Back in the summer of 2013, Marquette King was a raw, untested talent. He’d spent 2012 on the Oakland Raiders’ injured reserve list and was going head-to-head with veteran free-agent Chris Kluwe in hopes of winning the team’s punting job following the departure of longtime standout Shane Lechler.
The Raiders loved King’s leg strength and booming punts, but weren’t certain he could be a consistent performer.
In August during that training camp, King – who had been an unsigned free agent from little Fort Valley State – said he knew he had the talent to win the job, but simply had to perform under pressure.
“I’m not competing against anybody but myself,” King told a reporter. “True enough, it’s a competition (with Kluwe), but I’m competing against myself and I’m pretty sure he’s competing against himself.”
In the end, King came through. Kluwe was released and King has been the Raiders’ punter since the start of the 2013 season.
It certainly was the right choice. King has averaged 46.1 yards per punt and developed into one of the league’s best young punters.

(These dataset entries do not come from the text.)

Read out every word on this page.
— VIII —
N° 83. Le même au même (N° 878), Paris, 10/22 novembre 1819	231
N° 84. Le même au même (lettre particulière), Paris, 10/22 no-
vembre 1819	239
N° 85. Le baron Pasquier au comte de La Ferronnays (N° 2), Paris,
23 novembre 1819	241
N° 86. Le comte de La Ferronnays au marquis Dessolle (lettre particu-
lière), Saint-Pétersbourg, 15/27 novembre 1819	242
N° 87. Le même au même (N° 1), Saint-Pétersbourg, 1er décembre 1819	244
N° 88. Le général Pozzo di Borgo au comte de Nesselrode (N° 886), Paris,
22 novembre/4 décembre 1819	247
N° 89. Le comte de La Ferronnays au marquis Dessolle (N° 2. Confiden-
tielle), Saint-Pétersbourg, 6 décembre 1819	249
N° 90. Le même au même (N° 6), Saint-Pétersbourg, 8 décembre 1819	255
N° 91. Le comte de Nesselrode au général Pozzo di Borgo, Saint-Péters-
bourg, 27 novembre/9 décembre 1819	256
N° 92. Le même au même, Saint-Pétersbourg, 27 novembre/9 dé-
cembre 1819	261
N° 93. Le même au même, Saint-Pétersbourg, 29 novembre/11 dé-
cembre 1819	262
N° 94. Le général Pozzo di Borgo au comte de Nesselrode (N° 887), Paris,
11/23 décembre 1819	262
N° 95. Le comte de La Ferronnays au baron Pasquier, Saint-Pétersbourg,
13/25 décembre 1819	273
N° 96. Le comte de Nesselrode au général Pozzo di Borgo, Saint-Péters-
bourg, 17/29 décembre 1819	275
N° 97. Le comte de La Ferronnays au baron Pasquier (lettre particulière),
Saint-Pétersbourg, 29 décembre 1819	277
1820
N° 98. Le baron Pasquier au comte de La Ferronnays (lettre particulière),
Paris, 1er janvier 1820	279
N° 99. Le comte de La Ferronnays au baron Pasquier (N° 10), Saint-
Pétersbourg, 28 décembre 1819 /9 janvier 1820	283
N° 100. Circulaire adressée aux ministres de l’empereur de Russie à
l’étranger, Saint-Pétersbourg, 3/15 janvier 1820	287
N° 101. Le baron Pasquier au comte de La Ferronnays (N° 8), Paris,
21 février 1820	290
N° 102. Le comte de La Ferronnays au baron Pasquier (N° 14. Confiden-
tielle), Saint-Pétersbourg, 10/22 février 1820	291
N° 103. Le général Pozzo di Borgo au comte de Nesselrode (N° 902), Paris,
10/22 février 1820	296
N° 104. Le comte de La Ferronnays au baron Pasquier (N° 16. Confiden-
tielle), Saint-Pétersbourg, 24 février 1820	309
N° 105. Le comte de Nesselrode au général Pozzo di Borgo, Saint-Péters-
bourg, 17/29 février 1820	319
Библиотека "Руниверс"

Now, the Raiders have invested in him again, signing him to a long-term contract extension just a week before he was to become an unrestricted free agent.

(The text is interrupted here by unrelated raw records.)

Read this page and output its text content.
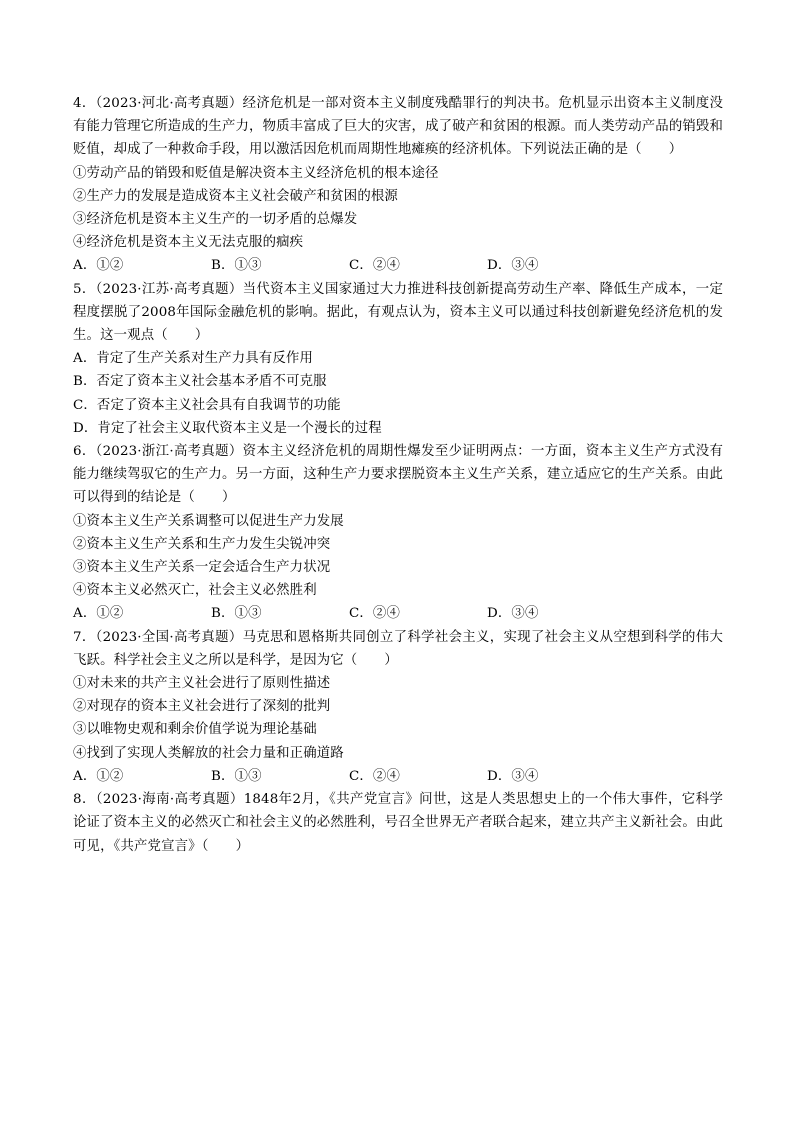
4．（2023·河北·高考真题）经济危机是一部对资本主义制度残酷罪行的判决书。危机显示出资本主义制度没有能力管理它所造成的生产力，物质丰富成了巨大的灾害，成了破产和贫困的根源。而人类劳动产品的销毁和贬值，却成了一种救命手段，用以激活因危机而周期性地瘫痪的经济机体。下列说法正确的是（　　）

①劳动产品的销毁和贬值是解决资本主义经济危机的根本途径

②生产力的发展是造成资本主义社会破产和贫困的根源

③经济危机是资本主义生产的一切矛盾的总爆发

④经济危机是资本主义无法克服的痼疾

A．①②	B．①③	C．②④	D．③④

5．（2023·江苏·高考真题）当代资本主义国家通过大力推进科技创新提高劳动生产率、降低生产成本，一定程度摆脱了2008年国际金融危机的影响。据此，有观点认为，资本主义可以通过科技创新避免经济危机的发生。这一观点（　　）

A．肯定了生产关系对生产力具有反作用

B．否定了资本主义社会基本矛盾不可克服

C．否定了资本主义社会具有自我调节的功能

D．肯定了社会主义取代资本主义是一个漫长的过程

6．（2023·浙江·高考真题）资本主义经济危机的周期性爆发至少证明两点：一方面，资本主义生产方式没有能力继续驾驭它的生产力。另一方面，这种生产力要求摆脱资本主义生产关系，建立适应它的生产关系。由此可以得到的结论是（　　）

①资本主义生产关系调整可以促进生产力发展

②资本主义生产关系和生产力发生尖锐冲突

③资本主义生产关系一定会适合生产力状况

④资本主义必然灭亡，社会主义必然胜利

A．①②	B．①③	C．②④	D．③④

7．（2023·全国·高考真题）马克思和恩格斯共同创立了科学社会主义，实现了社会主义从空想到科学的伟大飞跃。科学社会主义之所以是科学，是因为它（　　）

①对未来的共产主义社会进行了原则性描述

②对现存的资本主义社会进行了深刻的批判

③以唯物史观和剩余价值学说为理论基础

④找到了实现人类解放的社会力量和正确道路

A．①②	B．①③	C．②④	D．③④

8．（2023·海南·高考真题）1848年2月，《共产党宣言》问世，这是人类思想史上的一个伟大事件，它科学论证了资本主义的必然灭亡和社会主义的必然胜利，号召全世界无产者联合起来，建立共产主义新社会。由此可见，《共产党宣言》（　　）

According to NFL.com’s Ian Rapoport, the deal is for five years and $16.5 million.
Since winning the punting job, King has improved each season. He’s still capable of unleashing long, hanging punts when necessary, but has refined his game to fit every situation.
In 2015, he set a Raiders record by putting 40 of his 83 punts inside the opponents’ 20-yard line. That was the second-best total in the NFL. In some games, he’s been one of the Raiders’ biggest weapons. In Oakland’s victory over the eventual Super Bowl-champion Broncos in early December, King punted 10 times, pinning Denver inside its 20 five times. Denver’s field position was so poor, it couldn’t score a touchdown in a 15-12 Raiders victory.

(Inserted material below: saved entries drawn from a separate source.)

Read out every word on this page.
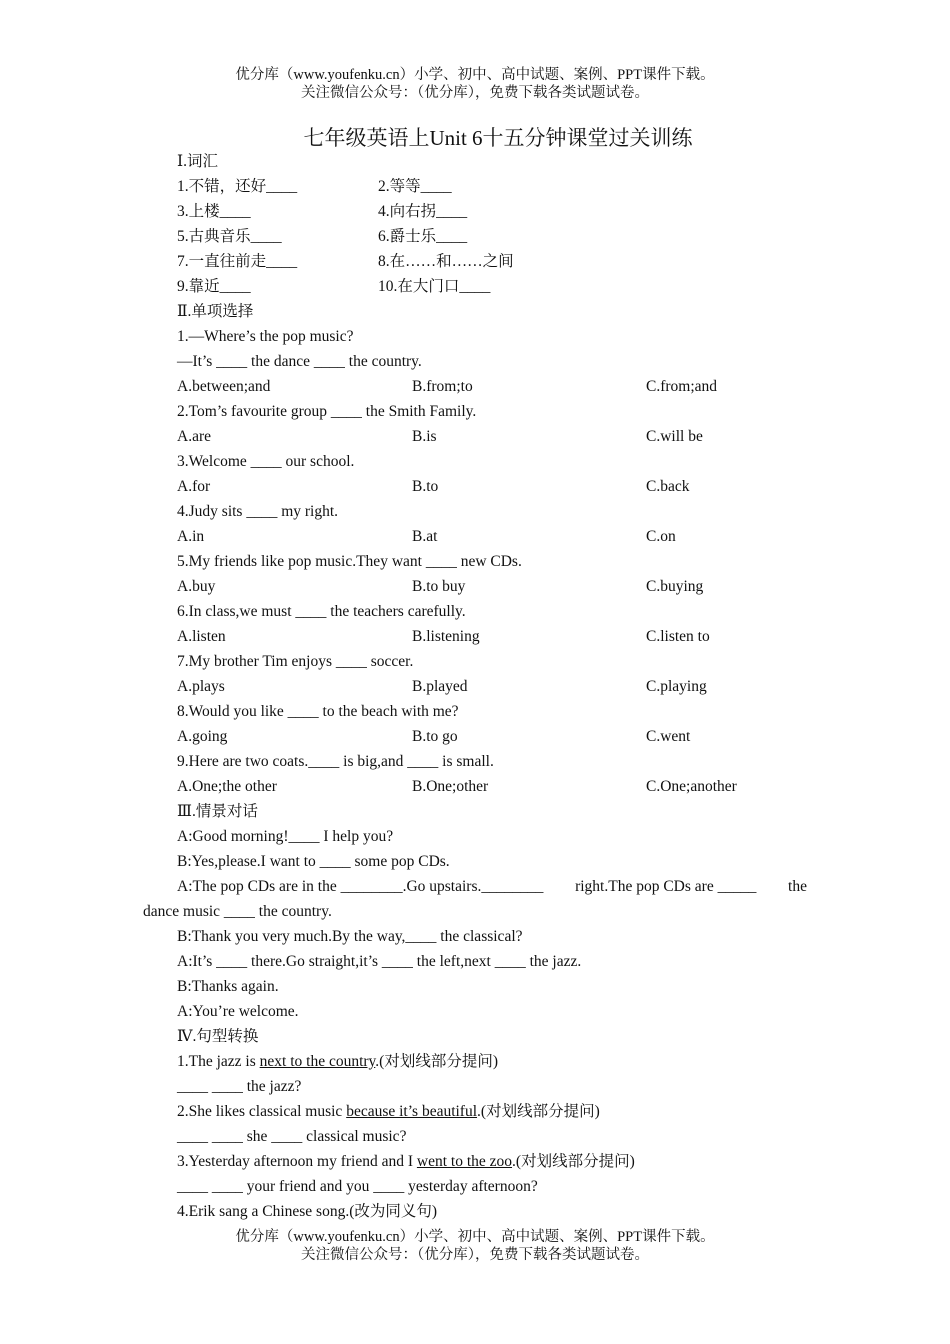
优分库（www.youfenku.cn）小学、初中、高中试题、案例、PPT课件下载。
关注微信公众号：（优分库），免费下载各类试题试卷。
七年级英语上Unit 6十五分钟课堂过关训练
Ⅰ.词汇
1.不错，还好____	2.等等____
3.上楼____	4.向右拐____
5.古典音乐____	6.爵士乐____
7.一直往前走____	8.在……和……之间
9.靠近____	10.在大门口____
Ⅱ.单项选择
1.—Where’s the pop music?
—It’s ____ the dance ____ the country.
A.between;and	B.from;to	C.from;and
2.Tom’s favourite group ____ the Smith Family.
A.are	B.is	C.will be
3.Welcome ____ our school.
A.for	B.to	C.back
4.Judy sits ____ my right.
A.in	B.at	C.on
5.My friends like pop music.They want ____ new CDs.
A.buy	B.to buy	C.buying
6.In class,we must ____ the teachers carefully.
A.listen	B.listening	C.listen to
7.My brother Tim enjoys ____ soccer.
A.plays	B.played	C.playing
8.Would you like ____ to the beach with me?
A.going	B.to go	C.went
9.Here are two coats.____ is big,and ____ is small.
A.One;the other	B.One;other	C.One;another
Ⅲ.情景对话
A:Good morning!____ I help you?
B:Yes,please.I want to ____ some pop CDs.
A:The pop CDs are in the ________.Go upstairs.________ right.The pop CDs are _____ the
dance music ____ the country.
B:Thank you very much.By the way,____ the classical?
A:It’s ____ there.Go straight,it’s ____ the left,next ____ the jazz.
B:Thanks again.
A:You’re welcome.
Ⅳ.句型转换
1.The jazz is next to the country.(对划线部分提问)
____ ____ the jazz?
2.She likes classical music because it’s beautiful.(对划线部分提问)
____ ____ she ____ classical music?
3.Yesterday afternoon my friend and I went to the zoo.(对划线部分提问)
____ ____ your friend and you ____ yesterday afternoon?
4.Erik sang a Chinese song.(改为同义句)
优分库（www.youfenku.cn）小学、初中、高中试题、案例、PPT课件下载。
关注微信公众号：（优分库），免费下载各类试题试卷。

On Monday, when the Raiders announced King’s new contract, King said his improvement is the result of hours and hours of work.
“When I first came in, the only thing I did have was a driver,” he said to the team’s website, comparing his game to golf. “Even when I played golf, all I wanted to do was drive the ball as far as I can, still. When I got better with the punting deal, I focused on punting the ball in the trash can, putting the trash can in the corners of the field … just aim and try to put the ball in the trash can.
“Constantly doing little drills like that, focusing on walking around the field, dropping the ball on the lines, but doing it to the point where I just got exhausted … and aggravated from doing so many drills, to where it became second nature.”
All that work paid off for the Raiders, and now it's paid off for King, too, in 16.5 million ways.